Kommentar: Reden ist bestenfalls Silber

Von Peter Stöferle


Dass er sich schämen würde, müsste er im Namen seiner Bank den Bittgang nach Berlin antreten, hat Josef Ackermann mittlerweile zurückgenommen und dem Rettungspaket der Bundesregierung seine offizielle Unterstützung zugebilligt. Nichtsdestotrotz muss sich Josef Ackermann vorwerfen lassen, dass er sich einen selten ungünstigen Moment ausgesucht hat, um ins Fettnäpfchen zu treten. Einher mit seiner Aussage im «Spiegel» vom Montag geht daher die unumstössliche Voraussetzung, dass die Deutsche Bank unter keinen Umständen in Schieflage geraten wird, auch wenn das Institut nach Eigenbekunden Ackermanns «hart an der Krise vorbeigeschrammt» ist. Man erinnere sich: Auch die UBS und deren Vorgängerinstitutionen galten über Jahrzehnte als Felsen in der Brandung. Und obendrein ist bekanntlich dem einen oder anderen Sturz vom Olymp ein Victory-Zeichen vorausgegangen… Andererseits ist es beruhigend zu wissen, dass die Deutsche Bank in jeder Hinsicht konjunkturresistent zu sein und keinerlei grössere Abhängigkeiten mehr gegenüber der globalen Finanzmarktkrise zu haben scheint.


Auch eine Frage des gesunden Empfindens
Nicht weniger fragwürdig ist Novartis-Konzernchef Daniel Vasella am Montag gegenüber der «Tagesschau» des Schweizer Fernsehens ins Zeug gefahren.

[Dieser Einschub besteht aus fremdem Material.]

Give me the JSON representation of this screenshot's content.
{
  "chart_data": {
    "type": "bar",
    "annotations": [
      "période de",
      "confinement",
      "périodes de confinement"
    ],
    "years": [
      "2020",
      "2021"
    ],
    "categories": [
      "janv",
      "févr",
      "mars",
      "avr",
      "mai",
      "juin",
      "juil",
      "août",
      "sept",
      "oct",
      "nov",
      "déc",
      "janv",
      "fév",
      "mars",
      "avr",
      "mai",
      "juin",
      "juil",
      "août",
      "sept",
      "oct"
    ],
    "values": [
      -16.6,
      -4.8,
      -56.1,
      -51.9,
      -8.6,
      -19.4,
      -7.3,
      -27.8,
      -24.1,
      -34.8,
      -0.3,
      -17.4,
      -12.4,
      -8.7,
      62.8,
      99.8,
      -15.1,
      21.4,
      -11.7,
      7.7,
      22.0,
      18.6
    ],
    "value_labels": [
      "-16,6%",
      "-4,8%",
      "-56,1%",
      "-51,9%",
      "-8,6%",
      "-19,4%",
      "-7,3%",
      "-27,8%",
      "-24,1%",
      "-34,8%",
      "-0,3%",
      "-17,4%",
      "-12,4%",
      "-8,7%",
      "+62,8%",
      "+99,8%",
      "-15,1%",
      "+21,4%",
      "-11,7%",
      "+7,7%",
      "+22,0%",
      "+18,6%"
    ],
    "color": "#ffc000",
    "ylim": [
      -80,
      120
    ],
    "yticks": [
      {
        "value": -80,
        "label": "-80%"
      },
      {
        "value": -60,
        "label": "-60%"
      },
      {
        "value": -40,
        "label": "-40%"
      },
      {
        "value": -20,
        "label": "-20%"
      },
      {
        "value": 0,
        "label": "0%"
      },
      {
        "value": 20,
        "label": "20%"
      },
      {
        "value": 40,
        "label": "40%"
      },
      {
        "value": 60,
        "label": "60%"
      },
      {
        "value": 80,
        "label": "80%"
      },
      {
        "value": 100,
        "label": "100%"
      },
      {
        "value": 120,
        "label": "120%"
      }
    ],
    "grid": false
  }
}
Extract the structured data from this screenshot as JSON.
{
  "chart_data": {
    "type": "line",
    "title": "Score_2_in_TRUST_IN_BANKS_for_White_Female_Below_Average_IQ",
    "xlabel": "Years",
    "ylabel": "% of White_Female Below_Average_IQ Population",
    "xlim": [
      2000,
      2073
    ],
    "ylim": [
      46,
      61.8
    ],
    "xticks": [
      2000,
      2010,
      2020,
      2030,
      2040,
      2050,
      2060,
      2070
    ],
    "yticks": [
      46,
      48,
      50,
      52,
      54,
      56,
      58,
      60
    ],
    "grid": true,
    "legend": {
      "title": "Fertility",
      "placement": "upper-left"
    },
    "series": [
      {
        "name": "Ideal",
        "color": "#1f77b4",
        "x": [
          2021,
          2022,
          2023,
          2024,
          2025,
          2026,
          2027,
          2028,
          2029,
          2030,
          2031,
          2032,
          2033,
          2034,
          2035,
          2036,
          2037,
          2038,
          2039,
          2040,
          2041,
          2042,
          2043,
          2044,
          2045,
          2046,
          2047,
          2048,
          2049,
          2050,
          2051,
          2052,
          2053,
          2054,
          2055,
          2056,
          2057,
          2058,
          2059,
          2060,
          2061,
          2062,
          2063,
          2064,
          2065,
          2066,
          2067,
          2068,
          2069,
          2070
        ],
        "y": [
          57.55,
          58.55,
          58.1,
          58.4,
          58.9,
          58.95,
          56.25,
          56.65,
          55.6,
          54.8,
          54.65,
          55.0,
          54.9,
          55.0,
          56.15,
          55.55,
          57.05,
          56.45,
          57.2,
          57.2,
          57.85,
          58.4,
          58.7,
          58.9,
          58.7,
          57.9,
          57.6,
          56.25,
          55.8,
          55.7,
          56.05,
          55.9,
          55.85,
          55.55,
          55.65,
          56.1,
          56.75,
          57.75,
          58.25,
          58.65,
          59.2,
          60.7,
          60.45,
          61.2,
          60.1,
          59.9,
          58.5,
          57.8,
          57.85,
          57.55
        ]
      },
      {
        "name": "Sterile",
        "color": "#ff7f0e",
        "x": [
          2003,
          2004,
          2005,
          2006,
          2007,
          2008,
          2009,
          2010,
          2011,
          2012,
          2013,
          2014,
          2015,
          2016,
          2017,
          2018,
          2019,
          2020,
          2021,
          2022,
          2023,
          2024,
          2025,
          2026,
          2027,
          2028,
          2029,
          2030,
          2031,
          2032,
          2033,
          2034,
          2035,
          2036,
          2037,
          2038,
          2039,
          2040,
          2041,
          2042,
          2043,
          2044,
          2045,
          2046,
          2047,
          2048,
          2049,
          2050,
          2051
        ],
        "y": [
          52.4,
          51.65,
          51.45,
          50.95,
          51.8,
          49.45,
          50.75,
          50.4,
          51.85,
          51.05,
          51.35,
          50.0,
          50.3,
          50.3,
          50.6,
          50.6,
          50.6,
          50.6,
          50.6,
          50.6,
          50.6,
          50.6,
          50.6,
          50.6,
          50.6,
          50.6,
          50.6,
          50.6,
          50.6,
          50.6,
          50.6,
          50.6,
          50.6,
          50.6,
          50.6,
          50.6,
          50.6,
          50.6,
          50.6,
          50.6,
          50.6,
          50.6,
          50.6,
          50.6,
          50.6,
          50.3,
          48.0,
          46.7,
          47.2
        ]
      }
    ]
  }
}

Er, der hierzulande zu den absoluten Top-Verdienern gehört, unterstellt mit seiner Bemerkung ausgerechnet dem Bundesrat, der zusammen mit der SNB nolens volens ein Rettungspaket für die UBS geschnürt hat, eine populistische Attitüde. Nur: Dass die Landesregierung auf die Aussage Peter Kurers, wonach die UBS weiterhin Boni in zweistelliger Millionenhöhe auszuzahlen gedenkt, reagieren musste, hat mit Populismus wenig zu tun, dafür viel mit gesundem Empfinden. Und genau dieses scheint bei Vasella Mangelware zu sein. Nicht zuletzt profitiert auch er in der Öffentlichkeit von der gegenwärtigen Fokussierung der Diskussion auf die Finanzmarktkrise, zumal unter anderen Umständen durchaus schleppende Aktienkurse bei steigenden Top-Manager-Gehältern wieder zum Thema werden könnten.


Halali auf Ospel & Co.
Ebenso stossend wie die unbedachten Äusserungen der beiden Top-Manager ist allerdings das Halali, zu dem nun auf Ospel & Co. geblasen wird. Hier entlädt sich keineswegs nur der vielzitierte «Volkes Zorn auf die Abzocker», sondern auch schlicht kollektiv Verdrängtes – sprich Neid -, der von bestimmten Medien bewusst und zu eigenen Zwecken geschürt wird und mit der Person Ospels und weiteren letztendlich nicht viel zu tun hat. Das ist fraglos Populismus pur, rechtfertig jedoch ein pauschales Abkanzeln sämtlicher in die Finanzmarktkrise involvierten Institutionen und Exponenten unter keinen Umständen.


Die einen schämen sich, wo sie sich nicht zu schämen bräuchten, während sich andere nicht schämen wollen, wo sie sich schämen müssten. In der aktuell angeheizten Situation ist Reden mitunter bestenfalls Silber, schweigen wäre sicherlich Gold.